Research (Jan 2024)

Development and External Validation of an Artificial Intelligence-Based Method for Scalable Chest Radiograph Diagnosis: A Multi-Country Cross-Sectional Study

  • Zeye Liu,
  • Jing Xu,
  • Chengliang Yin,
  • Guojing Han,
  • Yue Che,
  • Ge Fan,
  • Xiaofei Li,
  • Lixin Xie,
  • Lei Bao,
  • Zimin Peng,
  • Jinduo Wang,
  • Yan Chen,
  • Fengwen Zhang,
  • Wenbin Ouyang,
  • Shouzheng Wang,
  • Junwei Guo,
  • Yanqiu Ma,
  • Xiangzhi Meng,
  • Taibing Fan,
  • Aihua Zhi,
  • Dawaciren,
  • Kang Yi,
  • Tao You,
  • Yuejin Yang,
  • Jue Liu,
  • Yi Shi,
  • Yuan Huang,
  • Xiangbin Pan

DOI
https://doi.org/10.34133/research.0426
Journal volume & issue
Vol. 7

Abstract

Read online

Problem: Chest radiography is a crucial tool for diagnosing thoracic disorders, but interpretation errors and a lack of qualified practitioners can cause delays in treatment. Aim: This study aimed to develop a reliable multi-classification artificial intelligence (AI) tool to improve the accuracy and efficiency of chest radiograph diagnosis. Methods: We developed a convolutional neural network (CNN) capable of distinguishing among 26 thoracic diagnoses. The model was trained and externally validated using 795,055 chest radiographs from 13 datasets across 4 countries.
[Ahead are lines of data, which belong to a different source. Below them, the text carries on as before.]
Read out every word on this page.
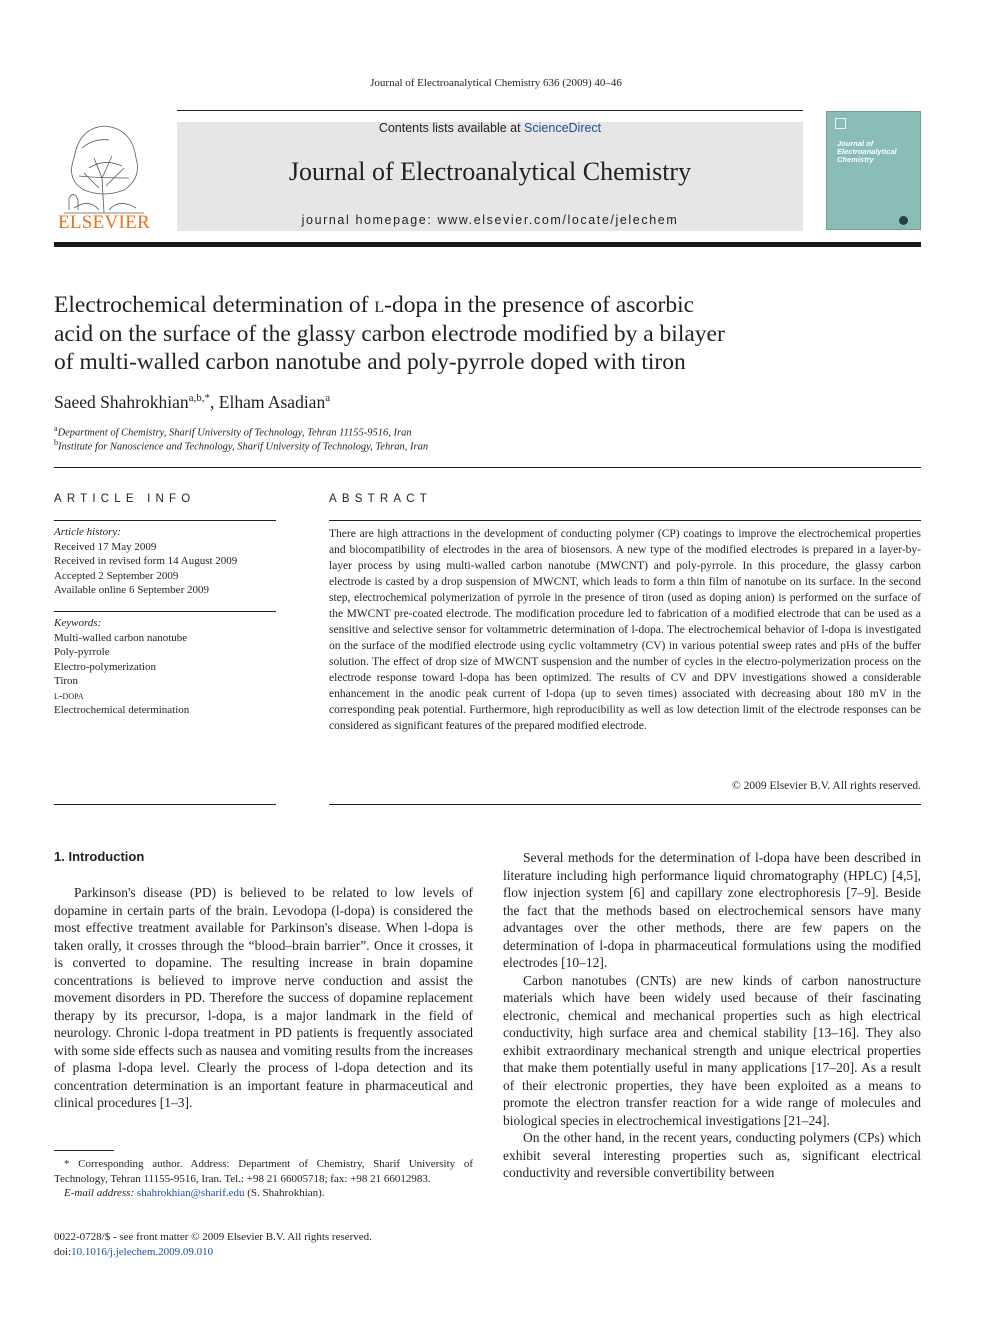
Journal of Electroanalytical Chemistry 636 (2009) 40–46
ELSEVIER
Contents lists available at ScienceDirect
Journal of Electroanalytical Chemistry
journal homepage: www.elsevier.com/locate/jelechem
Journal of Electroanalytical Chemistry
Electrochemical determination of l-dopa in the presence of ascorbic
acid on the surface of the glassy carbon electrode modified by a bilayer
of multi-walled carbon nanotube and poly-pyrrole doped with tiron
Saeed Shahrokhian$^{a,b,*}$, Elham Asadian$^a$
$^a$Department of Chemistry, Sharif University of Technology, Tehran 11155-9516, Iran
$^b$Institute for Nanoscience and Technology, Sharif University of Technology, Tehran, Iran
ARTICLE INFO
Article history:
Received 17 May 2009
Received in revised form 14 August 2009
Accepted 2 September 2009
Available online 6 September 2009
Keywords:
Multi-walled carbon nanotube
Poly-pyrrole
Electro-polymerization
Tiron
l-dopa
Electrochemical determination
ABSTRACT
There are high attractions in the development of conducting polymer (CP) coatings to improve the electrochemical properties and biocompatibility of electrodes in the area of biosensors. A new type of the modified electrodes is prepared in a layer-by-layer process by using multi-walled carbon nanotube (MWCNT) and poly-pyrrole. In this procedure, the glassy carbon electrode is casted by a drop suspension of MWCNT, which leads to form a thin film of nanotube on its surface. In the second step, electrochemical polymerization of pyrrole in the presence of tiron (used as doping anion) is performed on the surface of the MWCNT pre-coated electrode. The modification procedure led to fabrication of a modified electrode that can be used as a sensitive and selective sensor for voltammetric determination of l-dopa. The electrochemical behavior of l-dopa is investigated on the surface of the modified electrode using cyclic voltammetry (CV) in various potential sweep rates and pHs of the buffer solution. The effect of drop size of MWCNT suspension and the number of cycles in the electro-polymerization process on the electrode response toward l-dopa has been optimized. The results of CV and DPV investigations showed a considerable enhancement in the anodic peak current of l-dopa (up to seven times) associated with decreasing about 180 mV in the corresponding peak potential. Furthermore, high reproducibility as well as low detection limit of the electrode responses can be considered as significant features of the prepared modified electrode.
© 2009 Elsevier B.V. All rights reserved.
1. Introduction

Parkinson's disease (PD) is believed to be related to low levels of dopamine in certain parts of the brain. Levodopa (l-dopa) is considered the most effective treatment available for Parkinson's disease. When l-dopa is taken orally, it crosses through the “blood–brain barrier”. Once it crosses, it is converted to dopamine. The resulting increase in brain dopamine concentrations is believed to improve nerve conduction and assist the movement disorders in PD. Therefore the success of dopamine replacement therapy by its precursor, l-dopa, is a major landmark in the field of neurology. Chronic l-dopa treatment in PD patients is frequently associated with some side effects such as nausea and vomiting results from the increases of plasma l-dopa level. Clearly the process of l-dopa detection and its concentration determination is an important feature in pharmaceutical and clinical procedures [1–3].

Several methods for the determination of l-dopa have been described in literature including high performance liquid chromatography (HPLC) [4,5], flow injection system [6] and capillary zone electrophoresis [7–9]. Beside the fact that the methods based on electrochemical sensors have many advantages over the other methods, there are few papers on the determination of l-dopa in pharmaceutical formulations using the modified electrodes [10–12].

Carbon nanotubes (CNTs) are new kinds of carbon nanostructure materials which have been widely used because of their fascinating electronic, chemical and mechanical properties such as high electrical conductivity, high surface area and chemical stability [13–16]. They also exhibit extraordinary mechanical strength and unique electrical properties that make them potentially useful in many applications [17–20]. As a result of their electronic properties, they have been exploited as a means to promote the electron transfer reaction for a wide range of molecules and biological species in electrochemical investigations [21–24].

On the other hand, in the recent years, conducting polymers (CPs) which exhibit several interesting properties such as, significant electrical conductivity and reversible convertibility between

* Corresponding author. Address: Department of Chemistry, Sharif University of Technology, Tehran 11155-9516, Iran. Tel.: +98 21 66005718; fax: +98 21 66012983.

E-mail address: shahrokhian@sharif.edu (S. Shahrokhian).

0022-0728/$ - see front matter © 2009 Elsevier B.V. All rights reserved.
doi:10.1016/j.jelechem.2009.09.010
Results: The CNN model achieved an average area under the curve (AUC) of 0.961 across all 26 diagnoses in the testing set. COVID-19 detection achieved perfect accuracy (AUC 1.000, [95% confidence interval {CI}, 1.000 to 1.000]), while effusion or pleural effusion detection showed the lowest accuracy (AUC 0.8453, [95% CI, 0.8417 to 0.8489]). In external validation, the model demonstrated strong reproducibility and generalizability within the local dataset, achieving an AUC of 0.9634 for lung opacity detection (95% CI, 0.9423 to 0.9702). The CNN outperformed both radiologists and nonradiological physicians, particularly in trans-device image recognition. Even for diseases not specifically trained on, such as aortic dissection, the AI model showed considerable scalability and enhanced diagnostic accuracy for physicians of varying experience levels (all P 0.05). Conclusion: The developed AI algorithm, now available as professional web-based software, substantively improves chest radiograph interpretation. This research advances medical imaging and offers substantial diagnostic support in clinical settings.